Review by Michael Jacobson
Stars: Samantha Morton,
Sam Riley, Alexandra Maria Lara, Joe Anderson, James Anthony Pearson, Harry
Treadaway, Tony Kebbel, Craig Parkinson
Director: Anton Corbijn
Audio: Dolby Digital 5.1
Video: Anamorphic Widescreen 2.35:1
Studio: The Weinstein Company
Features: See Review
Length: 122 Minutes
Release Date: June 3, 2008
Joy Division released only two albums in their short career before their troubled singer Ian Curtis committed suicide at age 23 in 1980. The remaining members would go on as New Order and enjoy more success, but the original band’s legacy paved the way for modern pop music and bridged the gap between punk angst and alternative melancholy.
I didn’t know much about the group apart from their best-known track “Love Will Tear Us Apart” and the singer’s early demise, but Control offers as much for the casual fan as for the die-hard follower. It was produced and directed by Anton Corbijn, a fan who photographed the group in their heyday and even directed music videos for them after they were no more. It’s a haunting portrait of a tormented soul, and about as intimate as can be considering Curtis’ self-imposed life of solitude.
It follows Curtis (the amazing Riley) from his school days, where he listens to music, scribbles words down on anything, and even marries as a teenager to his sweetheart Debbie (Morton). His meeting with bass player Peter Hook (Anderson), guitarist and keyboardist Bernard Sumner (Pearson) and drummer Stephen Morris (Treadaway) leads to a creative outlet. The band, originally christened Warsaw, needed a singer, and Curtis’ brooding lyrics, eccentric stage presence and haunting voice provided just the catalyst the group needed.
The film looks at some of the rise of the band that became Joy Division, including highlights and lowlights, but it mostly focuses on Curtis. One gets the sense that since the movie was based on his widow’s memoir that we see him mostly through her eyes, but what we mostly see is a vulnerable artist masking his own pain. Curtis was diagnosed with epilepsy at age 20, and can’t get much help under his country’s socialized medicine system…all he can get is a prescription for a bevy of varying pills and instructions to experiment with combinations until he finds one that works while his name goes on a waiting list to see a specialist.
Curtis may have also been bipolar, but we may never know for sure. On stage, his strange gyrations sometimes led to his collapse into seizures. Though married and with child, he seems to be unable to truly connect to either his wife or his mistress Annik (Lara). He’s not a self-destructive rock star a la Jim Morrison, but his constant sadness and fear of his own weak body were driving forces. As the band records their second album, he fears he has little left to give. By the time the band was ready to begin their first American tour, Curtis had hung himself in the flat he shared with his wife and daughter.
It makes Control a very different kind of biopic than we’re used to. Sure, we’ve seen troubled musical giants, but they usually triumph over their adversity. Curtis’ life had no such happy ending, and though one could argue that the continuing New Order made a huge musical impact in the 80s, the movie doesn’t look forward to it or even mention them. Corbijn doesn’t attempt to assess a positive spin on a tragic life. The positive is the music, which continues to live on as Curtis’ legacy.
I can’t say enough about Sam Riley in the lead role…if this film gets wider viewings on disc, he certainly deserves Oscar consideration.

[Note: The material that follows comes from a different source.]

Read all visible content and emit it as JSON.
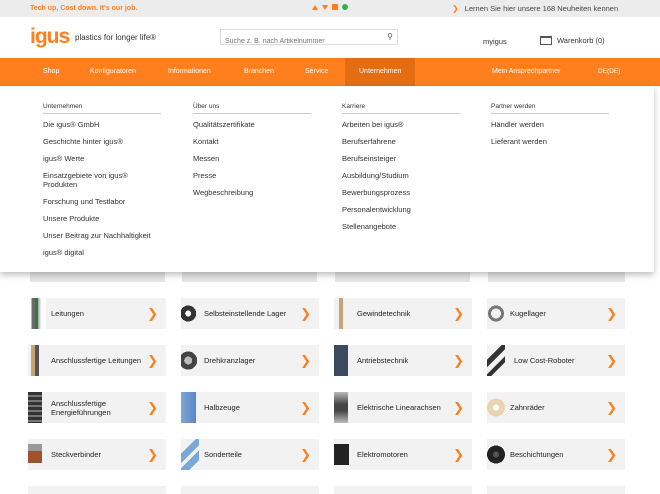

He brings us the human being behind the pain and the brooding aloofness, and gets us as close as we can to the enigma of Ian Curtis as possible while necessarily keeping us a bit at a distance.
Without Ian Curtis and Joy Division, there may have been no Cure, no Smiths, possibly not even a New Wave movement in general, even though it later became more cheesy and radio-friendly than the Manchester lads would have conceived. Curtis’ troubles took him from us far too soon, but during his short life, he channeled his demons into spellbinding music that continues to entrance fans to this day.
BONUS TRIVIA: The actors in the band all learned to play for the movie, and all live performances are them playing for real.
Black and white is an excellent choice for this movie, as Joy Division seems to represent a musical grayness between the flamboyant 70s and the colorful 80s. The contrast level is strong throughout, with very little in the way of grain or artifacts to mar the effect. The print is clean and clear, and seems to open our eyes to a forgotten world.
The 5.1 track is mostly quiet, but it offers some strong signals during the musical numbers, of which I wish there were more of. But I understand…this is the story of Ian Curtis, not necessarily Joy Division. Dialogue is clean and clear, and the live performances are strong and sound like small venue shows without a lot of spit and polish.
There is an extensive look at the making of the film, and a running commentary with Anton Corbijn, along with a conversation with the director. There is a still gallery, three extended live performances from the film, a pair of videos from Joy Division and one from The Killers, and two trailers.
Control is a striking, moving, and sad portrait of a man whose brief life was equally those. Sam Riley’s breakthrough performance and Anton Corbijn’s loving attention make this a different but effective musical biopic.